5. En conclusion, le recours déposé contre la décision sur réclamation du 2 février 2010 concernant la taxation de la période fiscale 2004 est admis aux frais de l'Etat et la décision attaquée annulée. Vu l'issue du recours, la recourante, qui a agi par l'entremise d'un mandataire, a droit à des dépens (art. 49 et 55 LPA).
Par ces motifs
la Cour de droit administratif et public
du Tribunal cantonal
arrête:
I. Le recours est admis.
II. La décision sur réclamation du 2 février 2010 est annulée, la cause lui étant renvoyée pour nouvelle décision dans le sens des considérants.
III. Les frais sont laissés à la charge de l'Etat.
IV. L'Administration cantonale des impôts versera aux recourants une indemnité de 1'500 (mille cinq cent) francs, à titre de dépens.
Lausanne, le 14 septembre 2010
Le
président:
Le présent arrêt est communiqué aux destinataires de l'avis d'envoi ci-joint.
Il peut faire l'objet, dans les trente jours suivant sa notification, d'un recours au Tribunal fédéral.
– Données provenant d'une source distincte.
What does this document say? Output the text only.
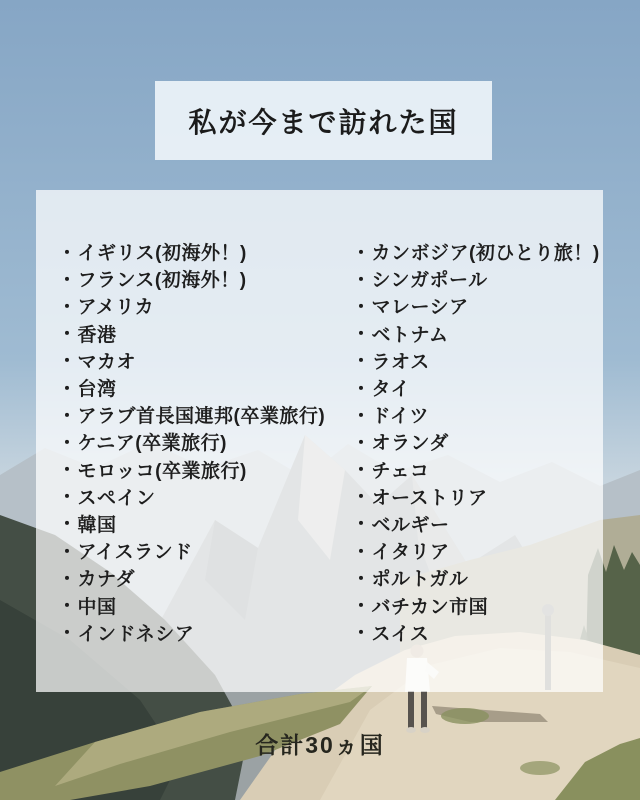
私が今まで訪れた国
・ イギリス(初海外！)
・ フランス(初海外！)
・ アメリカ
・ 香港
・ マカオ
・ 台湾
・ アラブ首長国連邦(卒業旅行)
・ ケニア(卒業旅行)
・ モロッコ(卒業旅行)
・ スペイン
・ 韓国
・ アイスランド
・ カナダ
・ 中国
・ インドネシア
・ カンボジア(初ひとり旅！)
・ シンガポール
・ マレーシア
・ ベトナム
・ ラオス
・ タイ
・ ドイツ
・ オランダ
・ チェコ
・ オーストリア
・ ベルギー
・ イタリア
・ ポルトガル
・ バチカン市国
・ スイス
合計30ヵ国
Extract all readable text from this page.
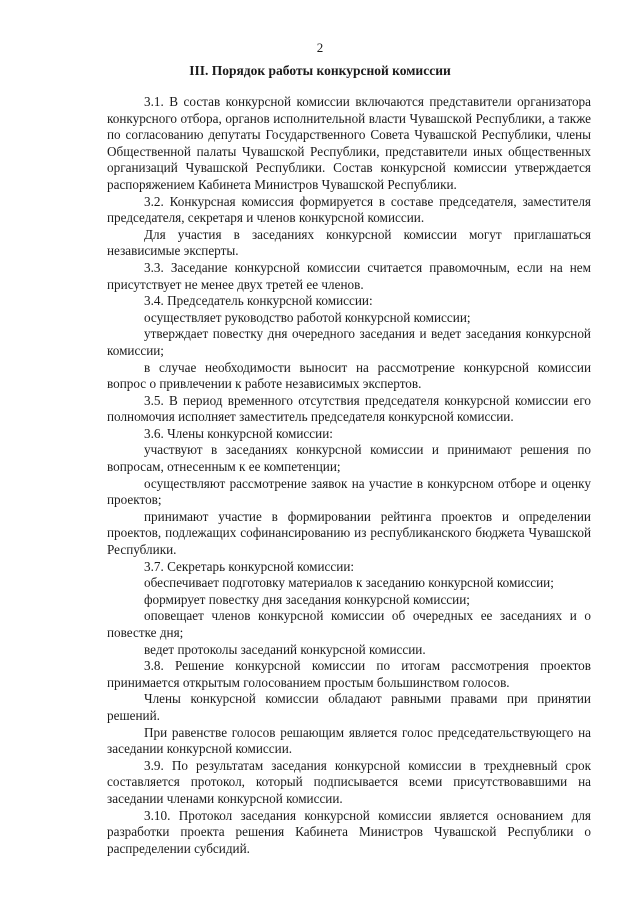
2
III. Порядок работы конкурсной комиссии

3.1. В состав конкурсной комиссии включаются представители организатора конкурсного отбора, органов исполнительной власти Чувашской Республики, а также по согласованию депутаты Государственного Совета Чувашской Республики, члены Общественной палаты Чувашской Республики, представители иных общественных организаций Чувашской Республики. Состав конкурсной комиссии утверждается распоряжением Кабинета Министров Чувашской Республики.

3.2. Конкурсная комиссия формируется в составе председателя, заместителя председателя, секретаря и членов конкурсной комиссии.

Для участия в заседаниях конкурсной комиссии могут приглашаться независимые эксперты.

3.3. Заседание конкурсной комиссии считается правомочным, если на нем присутствует не менее двух третей ее членов.

3.4. Председатель конкурсной комиссии:

осуществляет руководство работой конкурсной комиссии;

утверждает повестку дня очередного заседания и ведет заседания конкурсной комиссии;

в случае необходимости выносит на рассмотрение конкурсной комиссии вопрос о привлечении к работе независимых экспертов.

3.5. В период временного отсутствия председателя конкурсной комиссии его полномочия исполняет заместитель председателя конкурсной комиссии.

3.6. Члены конкурсной комиссии:

участвуют в заседаниях конкурсной комиссии и принимают решения по вопросам, отнесенным к ее компетенции;

осуществляют рассмотрение заявок на участие в конкурсном отборе и оценку проектов;

принимают участие в формировании рейтинга проектов и определении проектов, подлежащих софинансированию из республиканского бюджета Чувашской Республики.

3.7. Секретарь конкурсной комиссии:

обеспечивает подготовку материалов к заседанию конкурсной комиссии;

формирует повестку дня заседания конкурсной комиссии;

оповещает членов конкурсной комиссии об очередных ее заседаниях и о повестке дня;

ведет протоколы заседаний конкурсной комиссии.

3.8. Решение конкурсной комиссии по итогам рассмотрения проектов принимается открытым голосованием простым большинством голосов.

Члены конкурсной комиссии обладают равными правами при принятии решений.

При равенстве голосов решающим является голос председательствующего на заседании конкурсной комиссии.

3.9. По результатам заседания конкурсной комиссии в трехдневный срок составляется протокол, который подписывается всеми присутствовавшими на заседании членами конкурсной комиссии.

3.10. Протокол заседания конкурсной комиссии является основанием для разработки проекта решения Кабинета Министров Чувашской Республики о распределении субсидий.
Le recours en matière de droit public s'exerce aux conditions des articles 82 ss de la loi du 17 juin 2005 sur le Tribunal fédéral (LTF - RS 173.110), le recours constitutionnel subsidiaire à celles des articles 113 ss LTF. Le mémoire de recours doit être rédigé dans une langue officielle, indiquer les conclusions, les motifs et les moyens de preuve, et être signé. Les motifs doivent exposer succinctement en quoi l’acte attaqué viole le droit. Les pièces invoquées comme moyens de preuve doivent être jointes au mémoire, pour autant qu’elles soient en mains de la partie; il en va de même de la décision attaquée.